This innocent looking drawing had us a little bewildered at first, but after some neat folding as indicated we found the fifth pig. It was wise not to be too clever when Germans and their Nazi friends were around, they surely would have reacted badly to see their Führer turning up as the missing swine.
Talking about grunters, in the backyard our coal storage next to the shed had become a secret shelter for a pig that supposed to get fat for the coming Yuletide.
This was not the huge success Dad thought it would be and I wonder if he considered it a risky business, as one was not allowed to keep such a farm animal in a residential area.

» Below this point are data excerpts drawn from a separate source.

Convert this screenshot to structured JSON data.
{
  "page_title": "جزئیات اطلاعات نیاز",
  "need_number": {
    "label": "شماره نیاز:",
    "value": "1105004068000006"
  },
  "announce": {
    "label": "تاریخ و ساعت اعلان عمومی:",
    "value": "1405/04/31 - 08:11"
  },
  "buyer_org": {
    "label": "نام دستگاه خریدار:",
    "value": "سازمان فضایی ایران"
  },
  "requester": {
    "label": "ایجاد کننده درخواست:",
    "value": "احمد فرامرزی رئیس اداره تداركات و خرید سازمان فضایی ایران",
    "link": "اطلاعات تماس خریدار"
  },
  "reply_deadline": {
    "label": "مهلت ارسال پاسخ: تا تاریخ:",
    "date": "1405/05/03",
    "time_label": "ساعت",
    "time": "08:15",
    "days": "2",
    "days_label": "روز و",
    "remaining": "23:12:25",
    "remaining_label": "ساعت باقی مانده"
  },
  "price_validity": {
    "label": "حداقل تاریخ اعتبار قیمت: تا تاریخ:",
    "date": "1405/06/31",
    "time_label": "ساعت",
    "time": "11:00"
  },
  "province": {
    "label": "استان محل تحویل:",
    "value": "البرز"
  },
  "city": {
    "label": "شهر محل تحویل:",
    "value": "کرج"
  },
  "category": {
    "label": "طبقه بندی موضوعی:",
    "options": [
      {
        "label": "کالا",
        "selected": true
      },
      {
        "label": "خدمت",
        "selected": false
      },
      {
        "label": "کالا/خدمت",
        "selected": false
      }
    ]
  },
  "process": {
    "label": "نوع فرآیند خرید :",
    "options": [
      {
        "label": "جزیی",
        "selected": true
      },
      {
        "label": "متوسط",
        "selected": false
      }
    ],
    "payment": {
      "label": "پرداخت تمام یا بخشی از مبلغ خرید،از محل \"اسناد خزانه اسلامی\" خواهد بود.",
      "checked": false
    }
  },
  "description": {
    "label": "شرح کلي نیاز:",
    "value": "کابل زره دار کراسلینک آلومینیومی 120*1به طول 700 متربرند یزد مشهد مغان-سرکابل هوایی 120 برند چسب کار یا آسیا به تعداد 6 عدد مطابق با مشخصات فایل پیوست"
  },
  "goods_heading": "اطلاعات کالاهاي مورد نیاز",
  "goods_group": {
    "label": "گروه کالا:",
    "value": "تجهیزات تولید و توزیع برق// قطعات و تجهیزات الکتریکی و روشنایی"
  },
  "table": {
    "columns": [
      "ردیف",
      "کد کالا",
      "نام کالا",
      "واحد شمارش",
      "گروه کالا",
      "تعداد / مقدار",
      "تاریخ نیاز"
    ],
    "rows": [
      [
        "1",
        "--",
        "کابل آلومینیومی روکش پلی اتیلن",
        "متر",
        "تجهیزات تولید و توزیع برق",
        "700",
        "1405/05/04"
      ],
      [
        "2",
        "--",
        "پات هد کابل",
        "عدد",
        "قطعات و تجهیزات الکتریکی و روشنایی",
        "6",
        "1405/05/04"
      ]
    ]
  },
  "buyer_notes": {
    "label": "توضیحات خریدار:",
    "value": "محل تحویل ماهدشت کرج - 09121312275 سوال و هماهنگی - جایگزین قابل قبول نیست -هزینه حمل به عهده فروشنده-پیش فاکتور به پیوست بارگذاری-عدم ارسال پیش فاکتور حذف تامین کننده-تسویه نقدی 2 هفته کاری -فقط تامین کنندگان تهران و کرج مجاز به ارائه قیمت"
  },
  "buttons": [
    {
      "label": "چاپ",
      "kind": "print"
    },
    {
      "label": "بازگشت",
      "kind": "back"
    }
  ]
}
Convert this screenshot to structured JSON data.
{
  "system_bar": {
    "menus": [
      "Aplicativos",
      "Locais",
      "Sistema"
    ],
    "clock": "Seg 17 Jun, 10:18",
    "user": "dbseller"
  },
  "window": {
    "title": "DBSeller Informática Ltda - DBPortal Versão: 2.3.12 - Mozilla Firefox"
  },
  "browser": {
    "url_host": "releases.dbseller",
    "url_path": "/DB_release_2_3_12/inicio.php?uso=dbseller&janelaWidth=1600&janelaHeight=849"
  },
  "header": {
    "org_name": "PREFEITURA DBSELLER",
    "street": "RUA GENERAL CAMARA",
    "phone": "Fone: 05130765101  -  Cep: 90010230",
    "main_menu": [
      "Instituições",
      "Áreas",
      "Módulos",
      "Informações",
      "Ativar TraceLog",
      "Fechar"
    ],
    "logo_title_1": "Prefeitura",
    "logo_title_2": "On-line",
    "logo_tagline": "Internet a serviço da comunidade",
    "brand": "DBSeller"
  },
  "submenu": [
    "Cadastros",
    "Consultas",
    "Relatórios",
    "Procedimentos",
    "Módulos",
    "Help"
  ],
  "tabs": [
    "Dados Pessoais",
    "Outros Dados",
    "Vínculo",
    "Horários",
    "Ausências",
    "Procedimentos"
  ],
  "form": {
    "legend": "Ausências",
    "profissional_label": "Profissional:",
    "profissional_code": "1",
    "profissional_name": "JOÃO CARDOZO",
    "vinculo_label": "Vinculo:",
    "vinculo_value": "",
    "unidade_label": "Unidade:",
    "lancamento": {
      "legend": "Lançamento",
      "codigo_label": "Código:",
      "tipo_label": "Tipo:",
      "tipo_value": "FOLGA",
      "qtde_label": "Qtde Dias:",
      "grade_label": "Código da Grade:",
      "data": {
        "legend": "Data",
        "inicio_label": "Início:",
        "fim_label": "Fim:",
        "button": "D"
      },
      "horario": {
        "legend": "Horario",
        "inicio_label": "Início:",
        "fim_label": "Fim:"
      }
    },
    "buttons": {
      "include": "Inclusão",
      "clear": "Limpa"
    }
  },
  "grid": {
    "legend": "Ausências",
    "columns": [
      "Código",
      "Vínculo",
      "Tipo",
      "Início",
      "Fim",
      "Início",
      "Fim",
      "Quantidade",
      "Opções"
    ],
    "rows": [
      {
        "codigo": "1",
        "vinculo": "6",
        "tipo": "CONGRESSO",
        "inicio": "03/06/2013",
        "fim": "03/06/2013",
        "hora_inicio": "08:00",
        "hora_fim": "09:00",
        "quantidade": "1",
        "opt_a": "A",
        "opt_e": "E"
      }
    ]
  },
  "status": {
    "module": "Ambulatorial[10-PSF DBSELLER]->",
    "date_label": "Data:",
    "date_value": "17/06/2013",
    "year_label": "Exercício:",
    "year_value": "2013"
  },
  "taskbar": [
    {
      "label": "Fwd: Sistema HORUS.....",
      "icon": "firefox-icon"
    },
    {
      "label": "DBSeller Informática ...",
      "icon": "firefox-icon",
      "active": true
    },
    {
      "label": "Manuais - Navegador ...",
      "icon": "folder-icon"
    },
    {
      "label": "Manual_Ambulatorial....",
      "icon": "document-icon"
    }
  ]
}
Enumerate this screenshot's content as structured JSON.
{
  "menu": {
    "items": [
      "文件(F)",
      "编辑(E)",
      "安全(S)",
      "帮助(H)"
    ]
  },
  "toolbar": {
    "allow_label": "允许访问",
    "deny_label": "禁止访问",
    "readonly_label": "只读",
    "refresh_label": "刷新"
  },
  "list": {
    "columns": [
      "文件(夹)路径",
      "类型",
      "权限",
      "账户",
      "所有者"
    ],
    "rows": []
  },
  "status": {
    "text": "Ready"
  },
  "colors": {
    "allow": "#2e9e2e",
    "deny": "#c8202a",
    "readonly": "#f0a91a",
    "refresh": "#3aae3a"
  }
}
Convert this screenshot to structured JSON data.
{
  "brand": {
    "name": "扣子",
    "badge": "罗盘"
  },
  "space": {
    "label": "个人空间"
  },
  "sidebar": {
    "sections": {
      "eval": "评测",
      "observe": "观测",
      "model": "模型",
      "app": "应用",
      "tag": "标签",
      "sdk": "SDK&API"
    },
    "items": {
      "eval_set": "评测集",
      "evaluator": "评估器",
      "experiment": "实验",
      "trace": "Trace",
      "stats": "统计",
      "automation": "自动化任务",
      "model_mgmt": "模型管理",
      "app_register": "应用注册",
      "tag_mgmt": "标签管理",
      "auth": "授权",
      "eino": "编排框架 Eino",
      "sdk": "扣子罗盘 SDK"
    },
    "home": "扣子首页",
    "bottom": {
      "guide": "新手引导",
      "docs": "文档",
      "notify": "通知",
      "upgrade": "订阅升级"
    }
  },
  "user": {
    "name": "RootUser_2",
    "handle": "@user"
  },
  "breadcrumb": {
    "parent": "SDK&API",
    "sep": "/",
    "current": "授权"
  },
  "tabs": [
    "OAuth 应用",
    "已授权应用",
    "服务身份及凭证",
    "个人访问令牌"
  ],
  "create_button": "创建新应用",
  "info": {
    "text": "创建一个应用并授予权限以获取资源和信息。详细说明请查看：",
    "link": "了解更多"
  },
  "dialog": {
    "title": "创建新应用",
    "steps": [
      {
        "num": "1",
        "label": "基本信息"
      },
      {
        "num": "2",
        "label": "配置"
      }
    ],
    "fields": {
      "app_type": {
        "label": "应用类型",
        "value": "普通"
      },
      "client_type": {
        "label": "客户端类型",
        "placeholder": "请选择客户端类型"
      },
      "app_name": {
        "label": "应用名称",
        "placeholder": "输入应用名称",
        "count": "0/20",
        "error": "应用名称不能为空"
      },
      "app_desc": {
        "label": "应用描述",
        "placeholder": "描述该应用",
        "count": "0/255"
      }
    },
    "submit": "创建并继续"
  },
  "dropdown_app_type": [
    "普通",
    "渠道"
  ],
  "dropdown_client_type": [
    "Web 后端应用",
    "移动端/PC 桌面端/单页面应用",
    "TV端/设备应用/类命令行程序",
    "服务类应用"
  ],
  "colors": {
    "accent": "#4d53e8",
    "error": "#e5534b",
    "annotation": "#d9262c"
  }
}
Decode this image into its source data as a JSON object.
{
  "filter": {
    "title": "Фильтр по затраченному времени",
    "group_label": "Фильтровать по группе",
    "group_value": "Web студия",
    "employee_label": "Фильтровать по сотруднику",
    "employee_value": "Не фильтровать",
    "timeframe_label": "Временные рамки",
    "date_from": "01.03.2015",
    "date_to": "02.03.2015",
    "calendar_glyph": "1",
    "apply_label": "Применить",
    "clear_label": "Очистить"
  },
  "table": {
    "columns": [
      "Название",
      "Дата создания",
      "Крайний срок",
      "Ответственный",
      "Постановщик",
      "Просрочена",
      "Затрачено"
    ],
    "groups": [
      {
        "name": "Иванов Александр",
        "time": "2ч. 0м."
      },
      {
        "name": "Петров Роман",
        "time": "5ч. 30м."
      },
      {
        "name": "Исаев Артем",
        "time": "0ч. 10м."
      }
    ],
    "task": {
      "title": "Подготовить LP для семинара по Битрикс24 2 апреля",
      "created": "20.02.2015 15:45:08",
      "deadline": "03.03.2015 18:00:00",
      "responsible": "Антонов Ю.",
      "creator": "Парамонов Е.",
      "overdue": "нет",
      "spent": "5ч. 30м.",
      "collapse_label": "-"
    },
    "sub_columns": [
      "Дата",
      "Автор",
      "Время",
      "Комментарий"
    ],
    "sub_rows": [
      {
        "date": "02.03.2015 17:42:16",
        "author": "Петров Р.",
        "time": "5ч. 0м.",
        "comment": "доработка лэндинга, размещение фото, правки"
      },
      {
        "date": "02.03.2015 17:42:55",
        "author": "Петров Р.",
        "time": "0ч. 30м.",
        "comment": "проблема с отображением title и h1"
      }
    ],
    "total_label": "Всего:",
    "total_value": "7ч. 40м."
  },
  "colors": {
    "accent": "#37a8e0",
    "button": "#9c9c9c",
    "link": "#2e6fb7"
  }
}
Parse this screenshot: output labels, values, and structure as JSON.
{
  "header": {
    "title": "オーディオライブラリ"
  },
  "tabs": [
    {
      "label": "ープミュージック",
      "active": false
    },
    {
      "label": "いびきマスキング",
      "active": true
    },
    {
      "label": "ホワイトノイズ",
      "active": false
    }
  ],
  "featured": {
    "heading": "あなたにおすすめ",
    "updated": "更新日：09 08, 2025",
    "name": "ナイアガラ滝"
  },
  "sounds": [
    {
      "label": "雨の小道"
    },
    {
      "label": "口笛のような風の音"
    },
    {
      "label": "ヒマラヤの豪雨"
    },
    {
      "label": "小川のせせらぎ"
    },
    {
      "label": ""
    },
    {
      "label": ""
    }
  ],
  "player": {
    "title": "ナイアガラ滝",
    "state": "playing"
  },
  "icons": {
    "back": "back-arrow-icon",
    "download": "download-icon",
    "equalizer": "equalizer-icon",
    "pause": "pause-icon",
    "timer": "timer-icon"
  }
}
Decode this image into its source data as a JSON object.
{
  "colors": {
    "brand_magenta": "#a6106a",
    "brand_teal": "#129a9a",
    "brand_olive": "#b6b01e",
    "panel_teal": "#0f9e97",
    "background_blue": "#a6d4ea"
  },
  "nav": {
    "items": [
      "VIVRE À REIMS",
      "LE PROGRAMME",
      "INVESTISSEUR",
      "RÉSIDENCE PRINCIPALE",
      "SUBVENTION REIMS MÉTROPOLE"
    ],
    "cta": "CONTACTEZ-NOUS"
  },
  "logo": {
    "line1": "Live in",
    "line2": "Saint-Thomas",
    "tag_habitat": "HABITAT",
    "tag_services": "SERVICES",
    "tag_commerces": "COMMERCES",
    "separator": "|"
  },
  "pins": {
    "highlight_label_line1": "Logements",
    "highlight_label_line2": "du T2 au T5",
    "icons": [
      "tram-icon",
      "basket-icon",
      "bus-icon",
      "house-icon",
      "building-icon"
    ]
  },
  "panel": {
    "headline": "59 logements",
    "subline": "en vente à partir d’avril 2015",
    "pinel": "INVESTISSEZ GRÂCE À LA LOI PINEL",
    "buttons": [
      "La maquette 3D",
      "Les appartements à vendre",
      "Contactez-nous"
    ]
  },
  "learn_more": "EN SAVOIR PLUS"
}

Understandable it was grinded into us not to talk about Dad’s bestial intentions, so a lot of hush-hush went on. Until the day of reckoning, all went according to plan. Dad was a big and strong-armed man, but on the day that the knives came out, his hand must have been not all that steady. He knew one wrong move and the whole neighbourhood would know what he is up to. Our pig was not that big, we just didn’t have enough leftovers to fatten the beast, but it was still a handful mind you. Dad did not want any sticky beaks from any quarters, so we missed out on the bloody drama too. Blood did flow of course, animal and… human, and the pig screeched his head off, but somehow the scene in that small and narrow coal shed stayed a private matter. Dad felt good; there was meat on the table and Christmas looked a lot brighter.